Katherine fica ali de pé, parada, diante deles, naquele vestido. Ela toca a manga de seu braço esquerdo. Está se sentindo melhor, certamente está menos pálida, e ela volta-se para Thomas para que ele explique, e o mesmo fazem Horner, Payne e até mesmo o rei Henrique em seu modo ausente. Thomas sente como se sua cabeça estivesse cheia de estopa, quase a ponto de explodir, e se pergunta por que não pensou em alguma explicação com antecedência, mas não consegue pensar em nada e assim ele diz apenas as primeiras palavras que vêm à sua boca.

– Esta é a minha mulher – ele diz e, apesar de tudo, não consegue evitar que seus olhos fiquem rasos d’água e ele se sinta muito reconfortado por esse pensamento, como se de certo modo isso bastasse, não só para ele, como para todos eles, mas Horner só consegue continuar olhando fixamente para Katherine.

– Sua mulher? – ele pergunta. – Mas ela é... ela é... Onde está Kit?

Thomas sente que é melhor contar a eles, já está farto dessa história, e ele ainda não consegue pensar em nada. Mas agora Katherine entra com uma mentira que o faz parar e sorrir outra vez, apesar de tudo.

– Meu irmão ficou em Bywell – ela diz.

– Seu irmão?

Jack começa a tossir. Katherine não diz nada. Horner olha fixamente para ela. Ela o encara até que ele fecha os olhos e belisca a ponte de seu nariz.

– Por todos os santos – ele exclama. – Vocês realmente... se parecem.

Ela não diz nada.

– Você é tão boa cirurgiã quanto ele? – ele pergunta.

– Duas vezes melhor – ela responde.

Horner olha para Payne, que encolhe os ombros.

– É o que ela diz – ele murmura.

– E você não nos disse que Kit era irmão de sua mulher?

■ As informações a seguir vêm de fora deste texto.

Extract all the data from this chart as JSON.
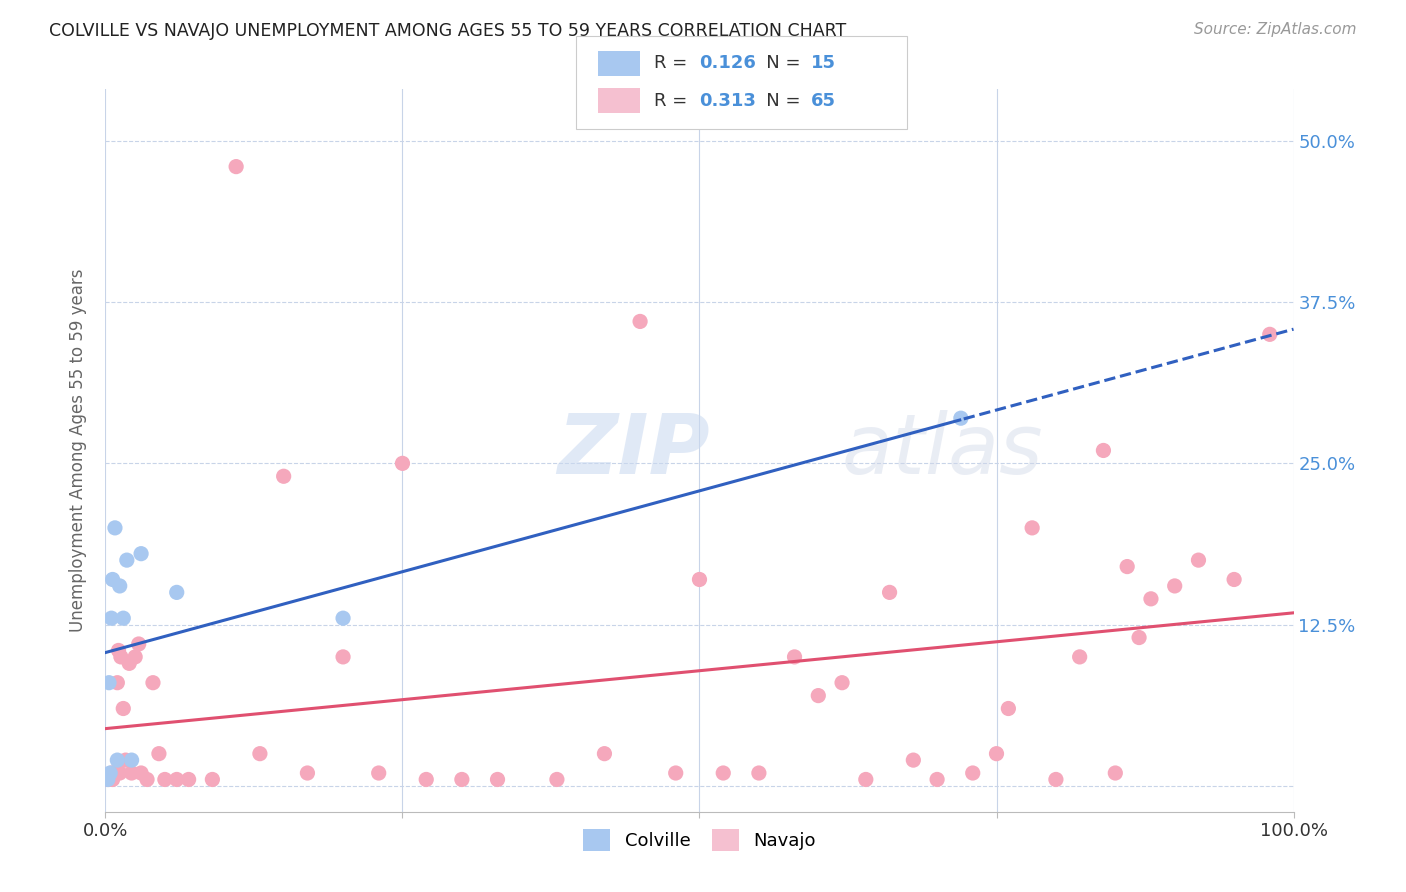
{
  "title": "COLVILLE VS NAVAJO UNEMPLOYMENT AMONG AGES 55 TO 59 YEARS CORRELATION CHART",
  "source": "Source: ZipAtlas.com",
  "ylabel": "Unemployment Among Ages 55 to 59 years",
  "xlim": [
    0,
    1.0
  ],
  "ylim": [
    -0.02,
    0.54
  ],
  "x_ticks": [
    0.0,
    0.25,
    0.5,
    0.75,
    1.0
  ],
  "x_tick_labels": [
    "0.0%",
    "",
    "",
    "",
    "100.0%"
  ],
  "y_ticks": [
    0.0,
    0.125,
    0.25,
    0.375,
    0.5
  ],
  "y_tick_labels_right": [
    "",
    "12.5%",
    "25.0%",
    "37.5%",
    "50.0%"
  ],
  "colville_R": 0.126,
  "colville_N": 15,
  "navajo_R": 0.313,
  "navajo_N": 65,
  "colville_color": "#a8c8f0",
  "navajo_color": "#f5a8bc",
  "trend_colville_color": "#3060c0",
  "trend_navajo_color": "#e05070",
  "background_color": "#ffffff",
  "grid_color": "#c8d4e8",
  "watermark": "ZIPatlas",
  "legend_color_colville": "#a8c8f0",
  "legend_color_navajo": "#f5c0d0",
  "colville_x": [
    0.002,
    0.003,
    0.004,
    0.005,
    0.006,
    0.008,
    0.01,
    0.012,
    0.015,
    0.018,
    0.022,
    0.03,
    0.06,
    0.2,
    0.72
  ],
  "colville_y": [
    0.005,
    0.08,
    0.01,
    0.13,
    0.16,
    0.2,
    0.02,
    0.155,
    0.13,
    0.175,
    0.02,
    0.18,
    0.15,
    0.13,
    0.285
  ],
  "navajo_x": [
    0.002,
    0.003,
    0.004,
    0.005,
    0.006,
    0.007,
    0.008,
    0.009,
    0.01,
    0.011,
    0.012,
    0.013,
    0.015,
    0.017,
    0.02,
    0.022,
    0.025,
    0.028,
    0.03,
    0.035,
    0.04,
    0.045,
    0.05,
    0.06,
    0.07,
    0.09,
    0.11,
    0.13,
    0.15,
    0.17,
    0.2,
    0.23,
    0.25,
    0.27,
    0.3,
    0.33,
    0.38,
    0.42,
    0.45,
    0.48,
    0.5,
    0.52,
    0.55,
    0.58,
    0.6,
    0.62,
    0.64,
    0.66,
    0.68,
    0.7,
    0.73,
    0.75,
    0.76,
    0.78,
    0.8,
    0.82,
    0.84,
    0.85,
    0.86,
    0.87,
    0.88,
    0.9,
    0.92,
    0.95,
    0.98
  ],
  "navajo_y": [
    0.005,
    0.005,
    0.008,
    0.01,
    0.005,
    0.01,
    0.01,
    0.01,
    0.08,
    0.105,
    0.01,
    0.1,
    0.06,
    0.02,
    0.095,
    0.01,
    0.1,
    0.11,
    0.01,
    0.005,
    0.08,
    0.025,
    0.005,
    0.005,
    0.005,
    0.005,
    0.48,
    0.025,
    0.24,
    0.01,
    0.1,
    0.01,
    0.25,
    0.005,
    0.005,
    0.005,
    0.005,
    0.025,
    0.36,
    0.01,
    0.16,
    0.01,
    0.01,
    0.1,
    0.07,
    0.08,
    0.005,
    0.15,
    0.02,
    0.005,
    0.01,
    0.025,
    0.06,
    0.2,
    0.005,
    0.1,
    0.26,
    0.01,
    0.17,
    0.115,
    0.145,
    0.155,
    0.175,
    0.16,
    0.35
  ]
}
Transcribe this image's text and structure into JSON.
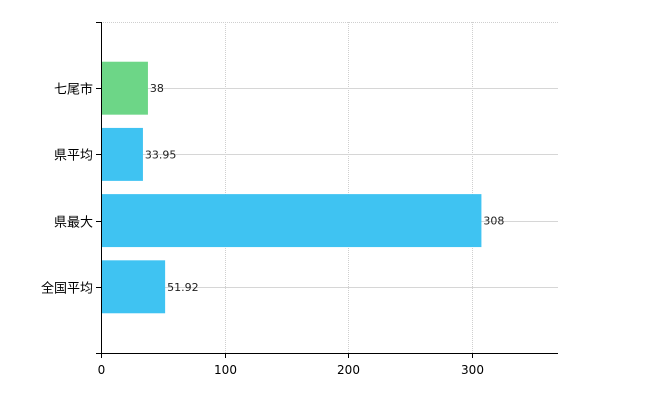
{
  "chart_data": {
    "type": "bar",
    "orientation": "horizontal",
    "categories": [
      "七尾市",
      "県平均",
      "県最大",
      "全国平均"
    ],
    "values": [
      38,
      33.95,
      308,
      51.92
    ],
    "value_labels": [
      "38",
      "33.95",
      "308",
      "51.92"
    ],
    "colors": [
      "#6dd687",
      "#3fc3f2",
      "#3fc3f2",
      "#3fc3f2"
    ],
    "xlim": [
      0,
      370
    ],
    "x_ticks": [
      0,
      100,
      200,
      300
    ],
    "x_tick_labels": [
      "0",
      "100",
      "200",
      "300"
    ],
    "grid": true,
    "legend": "none",
    "title": "",
    "xlabel": "",
    "ylabel": ""
  }
}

– Não – Thomas diz. – Você não perguntou.

– Mas todo esse tempo?

– O que posso dizer?

– Pode nos dizer por que a trouxe para cá agora? – Horner pergunta.

– Montagu está vindo – Thomas diz, sem responder a pergunta. – Hoje. Ele partiu de Newcastle.

Katherine é esquecida. Assim como o rei.

– Temos que contar a Somerset – Horner diz. – Me acompanhem.

Thomas balança a cabeça, assentindo. Eles dão as costas ao rei Henrique e atravessam o acampamento juntos. Thomas explica o estratagema de Riven. Horner parece não saber o que dizer. Não acredita nele. Nem o duque de Somerset. Ele os faz ficar parados à entrada de sua barraca enquanto ele come uma espécie de ave, assada. Grey está ali dentro, sentado em um banquinho desmontável, e Tailboys também, igualmente sentado, e atrás deles estão lordes Hungerford e Roos. Todos sofreram as privações dos últimos meses: estão mal barbeados, com os olhos empapuçados, em roupas sujas de lama e a ponta de um dos sapatos de bico fino de Tailboys está quebrada e virada para baixo. A barraca cheira a água fria do rio, mofo e corpos não lavados. Nem mesmo o jantar do duque tem um cheiro bom.

– Oh, pelo amor de Deus – Somerset diz. – Como ele poderia, seu idiota? Riven passou os últimos três anos deitado de bruços em uma cama, sofrendo metade das agonias do inferno, e não enviando cartas a seu filho ou fazendo pactos com os inimigos do rei. Santo Deus.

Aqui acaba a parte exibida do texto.